In operation, the counter counts to the value K, rolls over, and continues counting until once again it reaches the value K. This continues until the circuit is disabled or the value of K is changed by the decoder 316. The count comparators 404, 406 output a Low, unless the count (Cnt) is at their count reference, at which time, the comparator outputs a High for that clock cycle. Thus, the output of the OR gate 410 generates a pulse off of the falling edge of every Mth cycle and from the rising edge of every Kth cycle. (It is assumed that M<K.) The M count comparator 406 can be disabled (e.g., by setting M to a value greater than K or by holding the latch in reset) to generate pulses only from the K comparator 404, if desired. The decoder 316 may comprise any suitable circuit elements described so far and to be described below. For example, it could be implemented simply with logic devices or with a controller or with some other suitable means, as will be appreciated by a person of ordinary skill.
FIG. 5 shows an embodiment of a decoder routine to control a clock generator of FIGS. 3 and 4 to generate a desired local clock as defined by a ratio multiplier N. Initially, at 502, it determines if N is even. If so, then at 504, it determines if N is divisible by 4. If it is so divisible by 4, then at 508, it simply sets K equal to N/4 and disables M so that the M count comparator 406 output stays Low. It also controls the double-pump multiplexers 422, 424 so that the double pump circuits are not selected.
Example 1 in FIG. 6 shows LClk Out (input to divider) and LClk Fbk (output from divider) signals for this case where N=24. With N=24, K will be equal to 24/4=6. The counter 402 is thus set to repeatedly count to 6. When it reaches 6 (every sixth LClk Out cycle) the K count comparator 404 goes high, which causers the OR gate 410 to generate a pulse on the rising edge of every sixth LClk Out pulse. The OR gate output (LClk Fbk) is thus LClk Out divided by 6. This forces the local clock output (LClk Out) to be 6 times 4× or 24×, which is the desired local clock frequency.
At step 504, if N is not a multiple of 4, then at step 510, the decoder sets K equal to N/2 and sets M equal to (M−2)/4. Again, the decoder does not select (or activate) the double pump circuits. This will cause the Or gate 410 to output a pulse on the rising edge every Kth clock cycle and halfway between these pulses (on the falling edge after every Mth pulse). Essentially, it's the same as dividing the local clock output by K and multiplying it by 2 before passing it to the PLL as feedback, which is the same as dividing it by N/4.
Example 2 in FIG. 6 illustrates signals for this case with N equal to 22. With this example, K=11 and M=5, which causes the Or gate output (LClk Fbk) to pulse on the rising edge of every 11th cycle and on the falling edge following every 5th cycle. So, essentially, the local clock output is being divided by 11 and multiplied by 2 before being fedback to the PLL, which results in the local clock having a frequency of 5.5 times 4×=22×, as desired.

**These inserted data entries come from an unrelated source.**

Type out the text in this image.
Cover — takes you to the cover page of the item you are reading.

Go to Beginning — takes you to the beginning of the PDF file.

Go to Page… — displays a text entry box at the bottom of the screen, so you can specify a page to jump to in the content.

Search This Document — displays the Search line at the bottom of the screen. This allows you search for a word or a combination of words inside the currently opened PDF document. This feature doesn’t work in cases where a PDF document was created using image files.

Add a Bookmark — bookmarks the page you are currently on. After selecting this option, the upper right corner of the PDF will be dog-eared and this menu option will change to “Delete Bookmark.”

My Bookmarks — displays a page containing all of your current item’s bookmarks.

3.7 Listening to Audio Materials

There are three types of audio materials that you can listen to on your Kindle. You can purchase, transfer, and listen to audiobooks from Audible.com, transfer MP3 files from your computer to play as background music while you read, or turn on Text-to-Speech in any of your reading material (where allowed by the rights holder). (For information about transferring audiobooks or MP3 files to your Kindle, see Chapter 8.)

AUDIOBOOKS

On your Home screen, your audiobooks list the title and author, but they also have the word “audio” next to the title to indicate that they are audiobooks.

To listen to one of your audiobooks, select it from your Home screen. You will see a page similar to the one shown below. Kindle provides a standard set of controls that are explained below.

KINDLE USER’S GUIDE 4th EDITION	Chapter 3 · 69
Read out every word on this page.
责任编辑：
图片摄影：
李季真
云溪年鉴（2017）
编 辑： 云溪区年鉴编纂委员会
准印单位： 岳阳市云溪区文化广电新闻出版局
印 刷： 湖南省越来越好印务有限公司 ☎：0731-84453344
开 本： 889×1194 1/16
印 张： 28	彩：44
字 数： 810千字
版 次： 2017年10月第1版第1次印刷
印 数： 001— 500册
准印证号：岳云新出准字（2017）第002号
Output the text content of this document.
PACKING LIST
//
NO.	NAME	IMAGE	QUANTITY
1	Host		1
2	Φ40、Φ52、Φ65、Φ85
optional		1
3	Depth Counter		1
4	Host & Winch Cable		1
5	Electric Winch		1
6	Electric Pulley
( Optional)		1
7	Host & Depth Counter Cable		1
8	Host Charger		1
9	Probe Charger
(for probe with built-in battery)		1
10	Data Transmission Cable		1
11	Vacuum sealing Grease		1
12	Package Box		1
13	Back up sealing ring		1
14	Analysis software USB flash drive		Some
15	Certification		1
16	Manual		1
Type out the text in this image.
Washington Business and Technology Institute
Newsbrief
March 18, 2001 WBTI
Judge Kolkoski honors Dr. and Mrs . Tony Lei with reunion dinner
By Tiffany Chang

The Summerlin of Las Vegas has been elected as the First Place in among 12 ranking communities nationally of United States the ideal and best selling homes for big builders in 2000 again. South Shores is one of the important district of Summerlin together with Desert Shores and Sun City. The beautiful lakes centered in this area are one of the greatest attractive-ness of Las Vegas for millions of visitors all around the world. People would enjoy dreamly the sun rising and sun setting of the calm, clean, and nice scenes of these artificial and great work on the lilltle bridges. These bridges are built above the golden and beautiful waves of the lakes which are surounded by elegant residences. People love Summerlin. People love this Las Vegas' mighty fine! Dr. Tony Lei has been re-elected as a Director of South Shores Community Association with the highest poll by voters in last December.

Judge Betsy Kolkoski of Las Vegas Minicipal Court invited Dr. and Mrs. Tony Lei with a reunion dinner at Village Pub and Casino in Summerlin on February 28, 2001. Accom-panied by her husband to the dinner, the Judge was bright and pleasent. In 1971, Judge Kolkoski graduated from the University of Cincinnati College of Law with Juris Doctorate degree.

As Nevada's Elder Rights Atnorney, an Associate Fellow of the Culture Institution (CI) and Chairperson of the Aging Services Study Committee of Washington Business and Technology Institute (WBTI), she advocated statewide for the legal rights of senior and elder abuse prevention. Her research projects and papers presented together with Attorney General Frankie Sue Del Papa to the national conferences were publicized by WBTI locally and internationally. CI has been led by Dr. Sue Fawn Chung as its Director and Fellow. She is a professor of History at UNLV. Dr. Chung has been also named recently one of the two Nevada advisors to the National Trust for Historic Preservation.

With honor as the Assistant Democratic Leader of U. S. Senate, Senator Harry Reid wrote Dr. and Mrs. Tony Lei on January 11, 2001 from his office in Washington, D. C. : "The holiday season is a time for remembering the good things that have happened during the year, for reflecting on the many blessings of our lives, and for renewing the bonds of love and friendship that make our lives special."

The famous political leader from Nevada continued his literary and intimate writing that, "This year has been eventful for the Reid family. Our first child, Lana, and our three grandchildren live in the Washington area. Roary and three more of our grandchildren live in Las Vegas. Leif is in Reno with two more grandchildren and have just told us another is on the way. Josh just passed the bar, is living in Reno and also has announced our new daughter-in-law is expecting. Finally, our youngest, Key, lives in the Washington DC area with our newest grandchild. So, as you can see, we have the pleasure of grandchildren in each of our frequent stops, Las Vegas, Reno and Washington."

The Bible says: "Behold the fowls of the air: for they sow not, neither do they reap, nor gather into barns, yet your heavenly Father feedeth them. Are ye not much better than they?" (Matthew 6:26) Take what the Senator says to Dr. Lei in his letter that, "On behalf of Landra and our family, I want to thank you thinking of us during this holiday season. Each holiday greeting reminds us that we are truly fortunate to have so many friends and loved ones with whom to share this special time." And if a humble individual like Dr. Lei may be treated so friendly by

Returning back to FIG. 5, if it is determined at 502 that N is not even (i.e., it's odd), then at 506, the decoder selects the 2× reference clock (instead of the 4× clock), sets K equal to N, and sets M equal to (N−1)/2. It also enables the double pump circuits by selecting them in multiplexers 322, 324. This causes the OR output (LClk Fbk) to generate a pulse on the rising edge of every Kth cycle and on the falling edge after every Mth cycle (halfway between every K′h pulse), which is the same as dividing the local clock by K and multiplying it by 2 before feeding it back to the PLL through double pump circuit 318. As mentioned above, double pumping functions to Multiply the signal by 2, so the fedback signal is: (LClk Out/K)·2·2, or (4/K)·LClk Out. Since a double-pumped version of the 2× signal is provided to the reference input of the PLL 312, the reference acts like a 4× reference. Thus, with the PLL forcing the fedback signal to equal the reference input, (4/K)*LClk Out=4×, or LClk Out=KX=NX, the desired result is attained. (Note that a 2× reference is used instead of a 4× reference because when N is odd, dividing it by 4 essentially would require clock edges to occur between the rising and falling edges of the 4× reference.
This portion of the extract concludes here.